Beating Trump in 2020: What the Electability Conversation Misses

Electability has been the buzzword of the 2020 Democratic primary for president.

Electability—that is, which candidate seems best positioned to take on Donald Trump—has fueled former Vice President Joe Biden’s rise in the polls to become an early front-runner. However, electability has hurt female candidates, many of whom answer questions from voters about whether a woman can win the presidency after Hillary Clinton’s 2016 loss.

Polls show that Democrats want a candidate who is electable above all other characteristics. And there’s a reason for that—President Donald Trump was viewed as unelectable and won narrowly, so now Democrats are eager to find the person who will not face the ignominy of losing to him a second time.

Voters and pundits have often interpreted electability as running a white male, who would be more typical of how past presidents have looked, against Trump. Moreover, much of the attention in the presidential race has been on who can win back the 8 million or so voters who switched from Barack Obama to Trump in the 2016 election, concentrated in the key swing states of Michigan, Wisconsin, and Pennsylvania, none of which had voted for a Republican before Trump since at least 1988.

Sen. Kamala Harris, speaking to an almost all-black audience, slammed this idea of electability, speaking in Detroit on May 6.

“There has been a conversation by pundits about ‘electability’ and ‘who can speak to the Midwest,’” she said in front of the NAACP. “But when they say that, they usually put the Midwest in a simplistic box and a narrow narrative. And too often their definition of the Midwest leaves people out. It leaves out people in this room, who helped build cities like Detroit.”

Harris’ comments pointed to another, less talked-about group of voters that Hillary Clinton missed in 2016 and led to Trump’s victory: disproportionately—but not exclusively—African-American voters, many of whom stayed home in 2016 after turning out in record numbers for Barack Obama in 2008 and 2012.

Research done by political scientists indicates that their staying out was crucial to Trump’s victory.

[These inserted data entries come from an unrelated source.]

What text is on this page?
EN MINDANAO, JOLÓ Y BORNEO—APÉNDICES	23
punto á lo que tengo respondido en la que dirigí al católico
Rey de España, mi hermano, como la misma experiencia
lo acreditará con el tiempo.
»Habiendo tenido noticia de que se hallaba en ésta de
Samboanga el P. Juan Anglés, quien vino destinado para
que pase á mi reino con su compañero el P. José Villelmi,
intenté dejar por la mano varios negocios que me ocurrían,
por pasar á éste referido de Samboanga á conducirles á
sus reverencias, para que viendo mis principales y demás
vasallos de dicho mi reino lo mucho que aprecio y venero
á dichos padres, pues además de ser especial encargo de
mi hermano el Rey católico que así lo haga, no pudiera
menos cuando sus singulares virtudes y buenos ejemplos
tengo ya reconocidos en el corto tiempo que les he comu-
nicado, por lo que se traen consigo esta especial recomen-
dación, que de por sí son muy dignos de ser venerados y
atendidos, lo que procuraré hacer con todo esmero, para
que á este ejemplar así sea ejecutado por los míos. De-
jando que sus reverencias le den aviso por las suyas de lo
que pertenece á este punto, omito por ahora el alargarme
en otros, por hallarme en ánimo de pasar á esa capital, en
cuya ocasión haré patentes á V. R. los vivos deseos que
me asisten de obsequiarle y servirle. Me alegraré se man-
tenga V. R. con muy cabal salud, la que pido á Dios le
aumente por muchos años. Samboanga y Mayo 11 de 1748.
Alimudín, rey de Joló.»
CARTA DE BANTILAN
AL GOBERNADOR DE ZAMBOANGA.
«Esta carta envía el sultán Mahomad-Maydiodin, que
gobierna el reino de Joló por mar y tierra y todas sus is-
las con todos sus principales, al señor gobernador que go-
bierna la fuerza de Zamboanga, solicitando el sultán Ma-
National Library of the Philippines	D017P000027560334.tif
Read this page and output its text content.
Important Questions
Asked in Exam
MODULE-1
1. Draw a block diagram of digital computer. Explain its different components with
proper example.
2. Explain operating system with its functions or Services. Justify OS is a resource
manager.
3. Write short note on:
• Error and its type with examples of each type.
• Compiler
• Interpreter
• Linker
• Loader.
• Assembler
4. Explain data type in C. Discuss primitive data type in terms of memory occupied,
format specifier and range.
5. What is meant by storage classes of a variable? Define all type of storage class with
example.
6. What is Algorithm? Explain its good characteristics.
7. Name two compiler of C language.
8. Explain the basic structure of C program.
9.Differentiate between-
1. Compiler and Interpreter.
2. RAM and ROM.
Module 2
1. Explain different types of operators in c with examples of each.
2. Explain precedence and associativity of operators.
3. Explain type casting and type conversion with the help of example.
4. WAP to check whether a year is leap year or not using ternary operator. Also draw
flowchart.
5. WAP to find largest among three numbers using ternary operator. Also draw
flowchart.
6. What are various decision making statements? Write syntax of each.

According to voter data compiled by political scientists Bernard Flaga, Brian Schaffner, Jesse Rhodes, and analyst Sean McElwee, African-American turnout dropped by about 12 points in Michigan and Wisconsin in 2016 from 2012, and about two points in Pennsylvania. Had voting patterns remained constant across racial and ethnic lines, they argue that Clinton would have won these three states. Simply put, fewer black people voted and more white people voted in key swing states.

One common explanation for this drop, cited by Clinton and others, is voter-identification laws, though political scientists John Sides, Lynn Vavreck, and Michael Tesler note in their book, Identity Crisis: The 2016 Presidential Campaign and the Battle for the Meaning of America, that voter identification laws did not correlate much with black turnout. Rather, they argue that Obama’s “extraordinary black support was concentrated among African-Americans with a strong sense of solidarity with other blacks,” and that Hillary Clinton did not enjoy such support, despite having high favorable ratings—but far lower percentages of very favorable ratings and therefore enthusiasm—among African-Americans.

The authors argue that even with the drop in white turnout, it was still possible for Clinton to win in 2016 with elevated African-American voter turnout to Obama levels. However, turnout levels remained at levels similar to Democratic losses in 2004 and 2000.

For its part, the Trump campaign, according to Bloomberg, worked to reduce black turnout by highlighting Clinton’s past comments on criminal justice and “super predators” on social media and radio.

Trump won the presidential race by about 78,000 votes in three states, meaning that any small change in voter turnout would affect who won.

Tesler, a political scientist at UC-Irvine, thinks that it’s unlikely that a white candidate could mobilize Obama-like levels of support among African-Americans.

“Joe Biden would probably have the best chance given his association with Obama,” he said in an email, adding that a “white candidate like Bill DeBlasio with progressive racial policies and close personal ties to the black community might also help mobilize African-Americans,” referring to the New York City mayor who is reportedly soon announcing a bid.

Moreover, the electability contest among voters may be altogether too hard to game out so early on in the race. Even putting Trump aside, people just aren’t very good at telling who is electable. Vavreck, a UCLA political scientist, noted that voters have a hard time judging how other people will vote.

“From a survey research point of view, it is harder to ask people to make judgments about what they think other people are going to do in the future. So—asking people how they will vote is one thing; asking people how they think everyone will vote is a different thing—and that is by definition harder for people to estimate,” she told Fortune.

Besides Trump, Obama was also once viewed as unelectable. Former 2008 Clinton campaign top strategist Mark Penn predicted in an infamous 2007 memo that Obama was “unelectable except perhaps against Attila the Hun.”

He would go on to win 365 electoral votes and the largest number of votes ever won by a presidential candidate.